Plumber’s recommendation: 1) locate the main floor drain (pull up ceramic tile?!). Perhaps ask the adjoined homeowners where their main drain is located in their basement.
2) Open up the drywall/gypsum wall (?!) where the plumbing exists for the sink/shower/tub to determine if there are any cracks/breaks/leaks/pea traps unvented/etc.
This plumber replaced the waxgaswnorn (?) and reinstalled the toilet again insisting he would not be able to determine the origins of the bad smell without having access to exposed pipes & main drain.

The smell does not emit from the rear laundry/kitchen/main stack/sump pump/HVAC/entrance walk-up stairs area of the basement which are all adjacent to the backyard. Also, the smell from the basement bathroom which is at the front of the house manages to creep its way to the upper level at the front of the house at times.

I asked my neighbour (of the attached house) where the main floor drain in their home. he has two, one in the laundry room and one under the furnace. both are located at the rear of the home. This is what I roughly remembered where my drain would have been located prior to the basement bachelor suite reno nine years prior. At the front of our homes, I have one main water pipe cap thing but my neighbour has two. I don’t know why a contractor would’ve ‘covered’ up the main drain. But, the drain may still be there, it may be underneath some cabinets that were installed in the kitchen area. On that thought pattern, I pulled out the bottom kitchen pots and pan drawer. There on the back wall is a maybe 4″ X 4″ metal plate with screws (I have a picture). I believe this is likely the main stack area & or drain systems for the house.

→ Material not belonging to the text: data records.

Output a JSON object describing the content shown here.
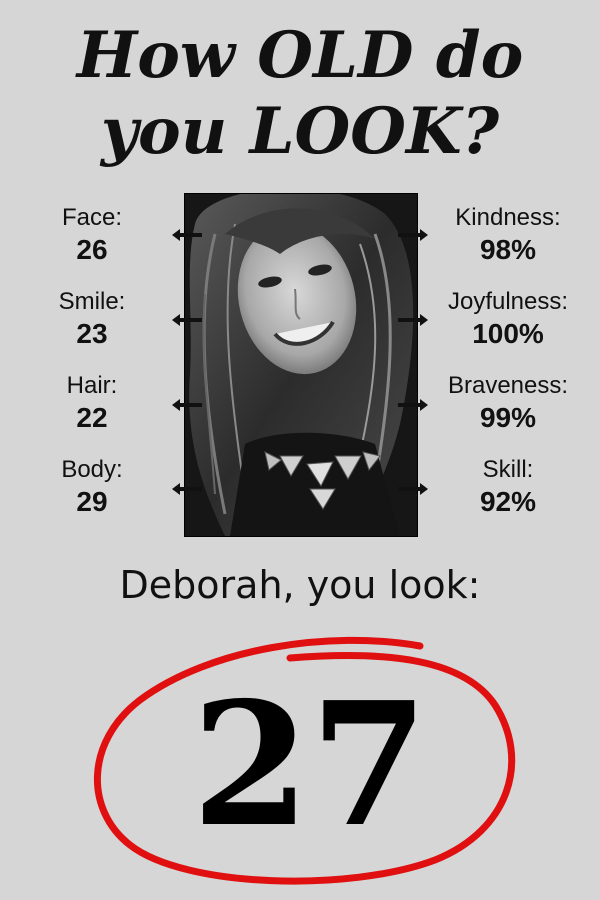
{
  "title": {
    "line1": "How OLD do",
    "line2": "you LOOK?"
  },
  "left_stats": [
    {
      "label": "Face:",
      "value": "26"
    },
    {
      "label": "Smile:",
      "value": "23"
    },
    {
      "label": "Hair:",
      "value": "22"
    },
    {
      "label": "Body:",
      "value": "29"
    }
  ],
  "right_stats": [
    {
      "label": "Kindness:",
      "value": "98%"
    },
    {
      "label": "Joyfulness:",
      "value": "100%"
    },
    {
      "label": "Braveness:",
      "value": "99%"
    },
    {
      "label": "Skill:",
      "value": "92%"
    }
  ],
  "result": {
    "text": "Deborah, you look:",
    "age": "27",
    "circle_color": "#e01010"
  },
  "colors": {
    "background": "#d6d6d6",
    "text": "#111111"
  }
}
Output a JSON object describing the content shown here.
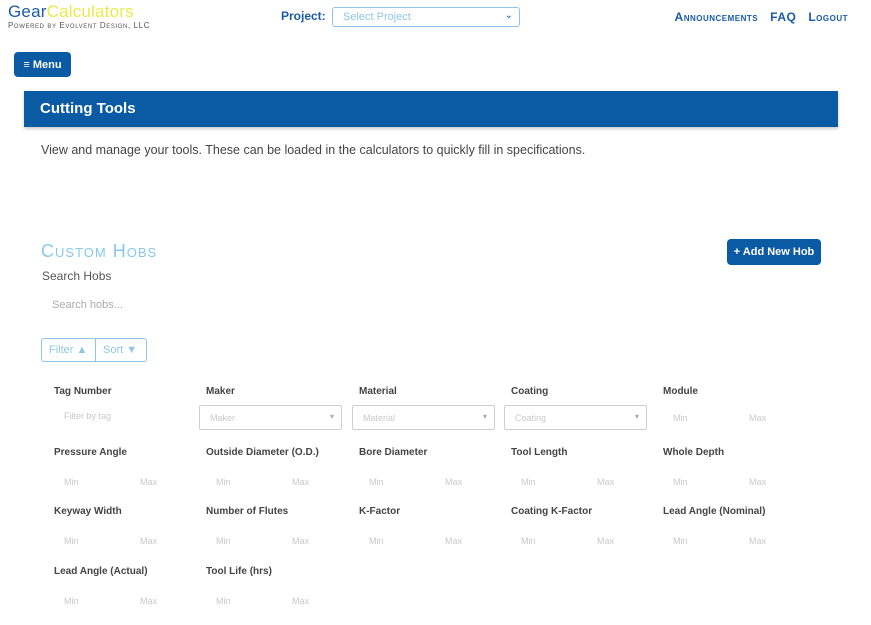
{
  "brand": {
    "part1": "Gear",
    "part2": "Calculators",
    "subtitle": "Powered by Evolvent Design, LLC"
  },
  "project": {
    "label": "Project:",
    "placeholder": "Select Project"
  },
  "nav": {
    "announcements": "Announcements",
    "faq": "FAQ",
    "logout": "Logout"
  },
  "menu_button": {
    "label": "Menu"
  },
  "banner": {
    "title": "Cutting Tools"
  },
  "intro": "View and manage your tools. These can be loaded in the calculators to quickly fill in specifications.",
  "hobs": {
    "title": "Custom Hobs",
    "add_button": "+ Add New Hob",
    "search_label": "Search Hobs",
    "search_placeholder": "Search hobs...",
    "filter_button": "Filter",
    "sort_button": "Sort"
  },
  "filters": {
    "tag_number": {
      "label": "Tag Number",
      "placeholder": "Filter by tag"
    },
    "maker": {
      "label": "Maker",
      "placeholder": "Maker"
    },
    "material": {
      "label": "Material",
      "placeholder": "Material"
    },
    "coating": {
      "label": "Coating",
      "placeholder": "Coating"
    },
    "module": {
      "label": "Module"
    },
    "pressure_angle": {
      "label": "Pressure Angle"
    },
    "outside_diameter": {
      "label": "Outside Diameter (O.D.)"
    },
    "bore_diameter": {
      "label": "Bore Diameter"
    },
    "tool_length": {
      "label": "Tool Length"
    },
    "whole_depth": {
      "label": "Whole Depth"
    },
    "keyway_width": {
      "label": "Keyway Width"
    },
    "number_of_flutes": {
      "label": "Number of Flutes"
    },
    "k_factor": {
      "label": "K-Factor"
    },
    "coating_k_factor": {
      "label": "Coating K-Factor"
    },
    "lead_angle_nominal": {
      "label": "Lead Angle (Nominal)"
    },
    "lead_angle_actual": {
      "label": "Lead Angle (Actual)"
    },
    "tool_life": {
      "label": "Tool Life (hrs)"
    },
    "min": "Min",
    "max": "Max"
  },
  "icons": {
    "menu": "hamburger-icon",
    "chevron": "chevron-down-icon",
    "filter": "triangle-up-icon",
    "sort": "triangle-down-icon"
  }
}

The sump pump is a 1/3 hp 257 Liberty Pump (www.libertypumps.com). It is closely located at the joined wall at the rear of the home. Currently, there is a 3/4′ (approx) hose pipe going from HVAC to the sump pump. From what I understood how the system works, is to take the entrance drain ‘runoff’ water and it would get pumped up a corrugated hose pipe (2-3″) up and over, running between the upper floor joists out to the exterior wall (same wall as the main stack), and in fact connected to that stack to empty into the ‘main drain system’. I’m not certain of the viability or ethics behind the system design, I’m explaining how it is set up from what the contractor told me.

In any case, once the toilet was put back with a new wax ring/gasket, the smell stopped for three days and then returned. I still have the smell coming from the bathroom location. I still wonder about the toilet. I looked at it and sat on it, it’s no longer moving at all. I wonder about the wax ring/flange/gasket seal thing, should there be a larger one – one that is maybe longer/deeper/double height or something? I wonder if a camera scope can go down the tub drain or sink drain to discover any breaks/cracks/leaks? I wonder what other tests are viable in this situation?

The smell is constantly coming from the front of the house in that bathroom area, because you can close the bathroom door and the smell is largely located there. The stronger the scent gets then it starts to creep.

What does your company suggest on this type of problem?